Damit bleibt der Einwand der Beklagten ohne Erfolg.

Die Beklagte kann sich auch nicht mit Erfolg auf die Entscheidung des EuGH vom 29.1.2009 berufen (EuGH, Urteil vom 29. Januar 2009 - C-19/08 -, juris). Nach der Entscheidung ist Art. 20 Abs. 1 Buchstabe d Dublin II-VO dahin auszulegen, dass die Frist für die Durchführung der Überstellung, wenn die Rechtsvorschriften des ersuchenden Mitgliedstaats vorsehen, dass ein Rechtsbehelf aufschiebende Wirkung hat, nicht bereits ab der vorläufigen gerichtlichen Entscheidung läuft, mit der die Durchführung des Überstellungsverfahrens ausgesetzt wird, sondern erst ab der gerichtlichen Entscheidung, mit der über die Rechtmäßigkeit des Verfahrens entschieden wird und die dieser Durchführung nicht mehr entgegenstehen kann. Denn angesichts des Ziels, das damit verfolgt wird, dass den Mitgliedstaaten eine Frist gesetzt wird, sei der Beginn dieser Frist so zu bestimmen, dass die Mitgliedstaaten über eine Frist von sechs Monaten verfügen, die sie in vollem Umfang zur Regelung der technischen Probleme für die Bewerkstelligung der Überstellung nutzen sollen.

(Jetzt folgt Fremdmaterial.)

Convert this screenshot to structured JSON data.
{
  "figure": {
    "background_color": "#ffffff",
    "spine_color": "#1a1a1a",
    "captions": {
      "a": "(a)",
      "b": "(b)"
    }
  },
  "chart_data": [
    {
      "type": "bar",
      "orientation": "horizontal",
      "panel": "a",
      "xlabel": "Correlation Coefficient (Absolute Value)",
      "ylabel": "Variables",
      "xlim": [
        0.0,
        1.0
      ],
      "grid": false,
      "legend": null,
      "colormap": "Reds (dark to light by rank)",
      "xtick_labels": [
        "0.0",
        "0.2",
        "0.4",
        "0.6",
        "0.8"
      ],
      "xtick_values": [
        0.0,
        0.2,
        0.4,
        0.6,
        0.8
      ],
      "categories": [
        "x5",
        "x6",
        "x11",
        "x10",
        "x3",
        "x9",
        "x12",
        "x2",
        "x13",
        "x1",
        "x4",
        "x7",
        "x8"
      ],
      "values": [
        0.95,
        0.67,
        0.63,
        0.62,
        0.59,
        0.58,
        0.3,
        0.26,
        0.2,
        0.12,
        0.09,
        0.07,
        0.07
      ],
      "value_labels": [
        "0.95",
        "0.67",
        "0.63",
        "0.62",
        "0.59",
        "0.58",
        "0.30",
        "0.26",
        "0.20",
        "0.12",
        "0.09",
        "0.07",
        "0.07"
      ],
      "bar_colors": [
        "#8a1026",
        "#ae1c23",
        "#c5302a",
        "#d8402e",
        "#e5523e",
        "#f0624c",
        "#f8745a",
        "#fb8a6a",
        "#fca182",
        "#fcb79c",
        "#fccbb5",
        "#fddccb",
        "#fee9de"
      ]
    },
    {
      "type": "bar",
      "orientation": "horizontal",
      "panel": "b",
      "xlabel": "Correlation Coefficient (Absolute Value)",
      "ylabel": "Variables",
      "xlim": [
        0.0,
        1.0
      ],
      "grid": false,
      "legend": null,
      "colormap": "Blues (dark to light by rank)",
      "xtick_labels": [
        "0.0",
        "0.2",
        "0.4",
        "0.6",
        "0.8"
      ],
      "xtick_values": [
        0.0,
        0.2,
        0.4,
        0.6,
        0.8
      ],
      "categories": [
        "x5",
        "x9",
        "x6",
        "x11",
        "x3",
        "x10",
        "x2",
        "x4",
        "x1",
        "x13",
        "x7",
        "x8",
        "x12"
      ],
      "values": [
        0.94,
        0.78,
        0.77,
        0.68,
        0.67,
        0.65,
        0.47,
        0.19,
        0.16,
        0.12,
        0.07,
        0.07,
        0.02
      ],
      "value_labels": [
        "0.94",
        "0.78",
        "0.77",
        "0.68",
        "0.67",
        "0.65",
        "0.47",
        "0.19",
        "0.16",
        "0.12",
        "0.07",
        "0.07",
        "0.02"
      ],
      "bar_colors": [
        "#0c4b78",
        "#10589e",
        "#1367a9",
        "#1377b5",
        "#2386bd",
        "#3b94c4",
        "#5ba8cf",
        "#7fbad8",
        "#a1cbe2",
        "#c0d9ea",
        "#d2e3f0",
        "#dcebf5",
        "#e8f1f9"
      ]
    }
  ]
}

Die damit vom EuGH konstatierte Schlussfolgerung, dass bei stattgebender Eilentscheidung die Vollziehung der Dublin-Überstellung bis zum rechtskräftigen Abschluss des Klageverfahrens ausgesetzt ist, hat mit dem vorliegenden Fall nichts zu tun. Im vorliegenden Fall wurde der Eilantrag der Klägerin abgelehnt und war die gegen sie erlassene Abschiebungsanordnung seit dem 22.2.2019 vollziehbar. Dem Bundesamt und den mit dem Vollzug betrauten Landesbehörden verblieb im Fall der Klägerin zwischen dem 22.2.2019 und dem 22.8.2020 genug Zeit, um die Dublin-Überstellung der Klägerin nach Portugal durchzuführen.

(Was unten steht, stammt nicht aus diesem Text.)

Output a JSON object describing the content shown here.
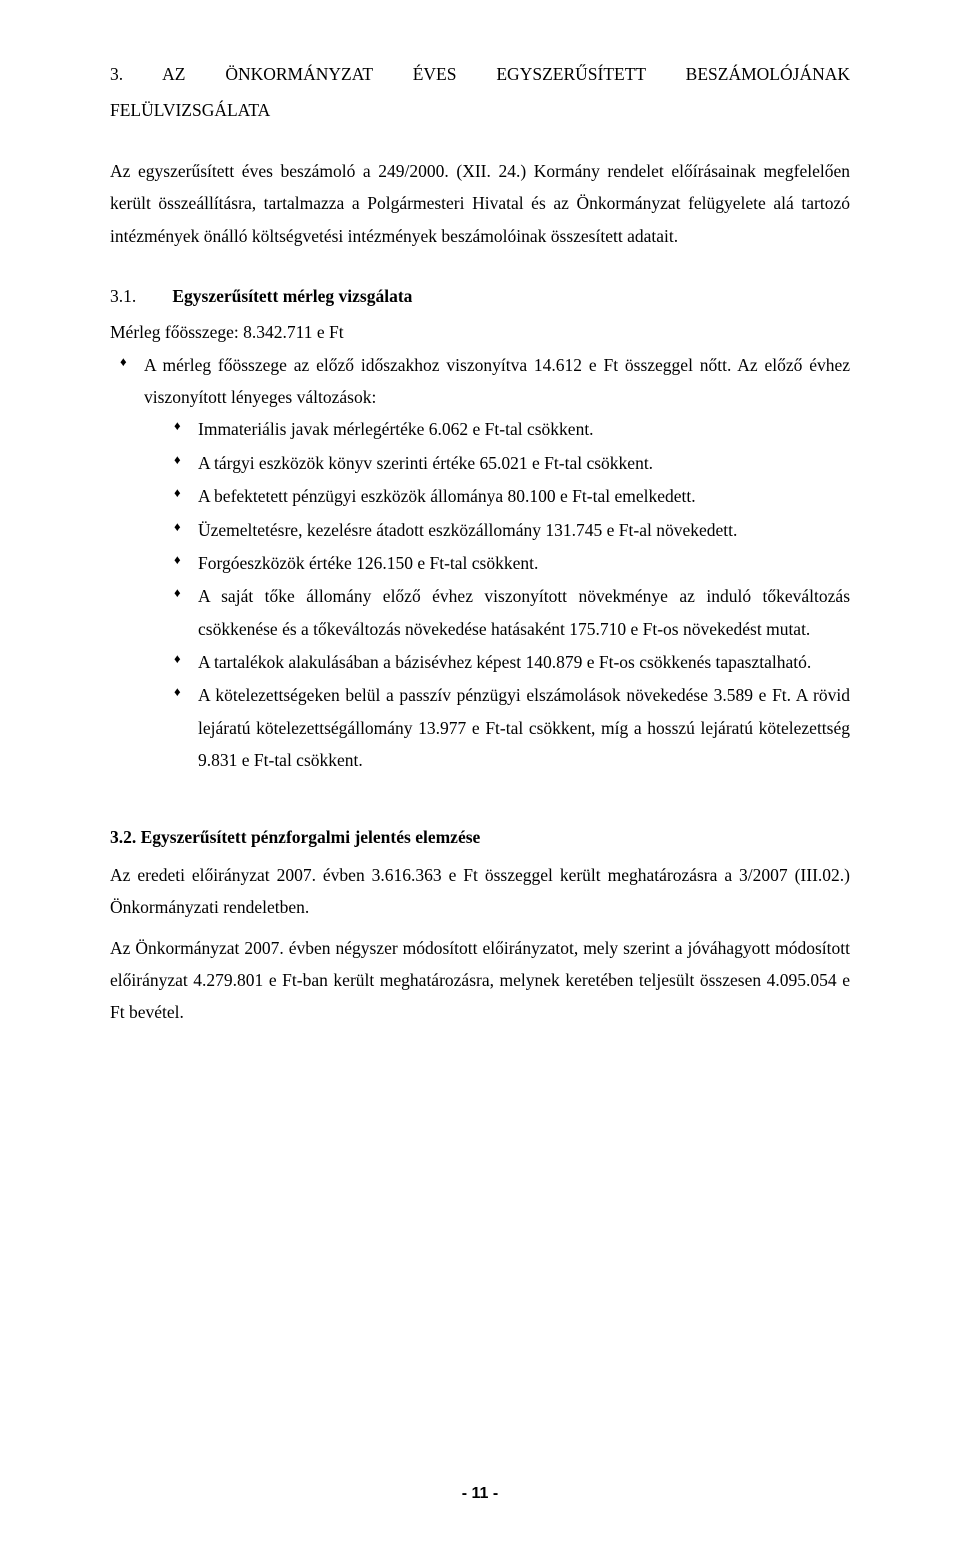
{
  "heading_line1": "3.  AZ    ÖNKORMÁNYZAT    ÉVES    EGYSZERŰSÍTETT    BESZÁMOLÓJÁNAK",
  "heading_line2": "FELÜLVIZSGÁLATA",
  "intro_para": "Az egyszerűsített éves beszámoló a 249/2000. (XII. 24.) Kormány rendelet előírásainak megfelelően került összeállításra, tartalmazza a Polgármesteri Hivatal és az Önkormányzat felügyelete alá tartozó intézmények önálló költségvetési intézmények beszámolóinak összesített adatait.",
  "s31_num": "3.1.",
  "s31_title": "Egyszerűsített mérleg vizsgálata",
  "s31_line": "Mérleg főösszege: 8.342.711 e Ft",
  "s31_b1_a": "A mérleg főösszege az előző időszakhoz viszonyítva 14.612 e Ft összeggel nőtt. Az előző évhez viszonyított lényeges változások:",
  "s31_b1_s1": "Immateriális javak mérlegértéke 6.062 e Ft-tal csökkent.",
  "s31_b1_s2": "A tárgyi eszközök könyv szerinti értéke 65.021 e Ft-tal csökkent.",
  "s31_b1_s3": "A befektetett pénzügyi eszközök állománya 80.100 e Ft-tal emelkedett.",
  "s31_b1_s4": "Üzemeltetésre, kezelésre átadott eszközállomány 131.745 e Ft-al növekedett.",
  "s31_b1_s5": "Forgóeszközök értéke 126.150 e Ft-tal csökkent.",
  "s31_b1_s6": "A saját tőke állomány előző évhez viszonyított növekménye az induló tőkeváltozás csökkenése és a tőkeváltozás növekedése hatásaként 175.710 e Ft-os növekedést mutat.",
  "s31_b1_s7": "A tartalékok alakulásában a bázisévhez képest 140.879 e Ft-os csökkenés tapasztalható.",
  "s31_b1_s8": "A kötelezettségeken belül a passzív pénzügyi elszámolások növekedése 3.589 e Ft. A rövid lejáratú kötelezettségállomány 13.977 e Ft-tal csökkent, míg a hosszú lejáratú kötelezettség 9.831 e Ft-tal csökkent.",
  "s32_title": "3.2. Egyszerűsített pénzforgalmi jelentés elemzése",
  "s32_p1": "Az eredeti előirányzat 2007. évben 3.616.363 e Ft összeggel került meghatározásra a 3/2007 (III.02.) Önkormányzati rendeletben.",
  "s32_p2": "Az Önkormányzat 2007. évben négyszer módosított előirányzatot, mely szerint a jóváhagyott módosított előirányzat 4.279.801 e Ft-ban került meghatározásra, melynek keretében teljesült összesen 4.095.054 e Ft bevétel.",
  "page_number": "- 11 -"
}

Damit ist der streitgegenständliche Dublin-Bescheid des Bundesamts vom 26.7.2018 rechtswidrig. Auf die Frage, ob der Klägerin gemäß Art. 17 Abs. 1 Dublin III-VO wegen gesundheitlicher Probleme und einem Zeitablauf von 2,5 Jahren seit Antragstellung ein Anspruch auf Durchführung ihres Asylverfahrens in der Bundesrepublik Deutschland zukommt, kommt es dabei nicht an. Einer Entscheidung des Gerichts hierzu bedarf es daher nicht.

Die Anfechtungsklage ist nach alldem mit dem Hauptantrag begründet. Ihr ist stattzugeben.

Die Kostenentscheidung ergibt sich aus § 154 Abs. 1 VwGO. Die Beklagte trägt die Kosten des Verfahren, weil sie unterliegt. Gerichtskosten werden nicht erhoben, § 83b AsylG.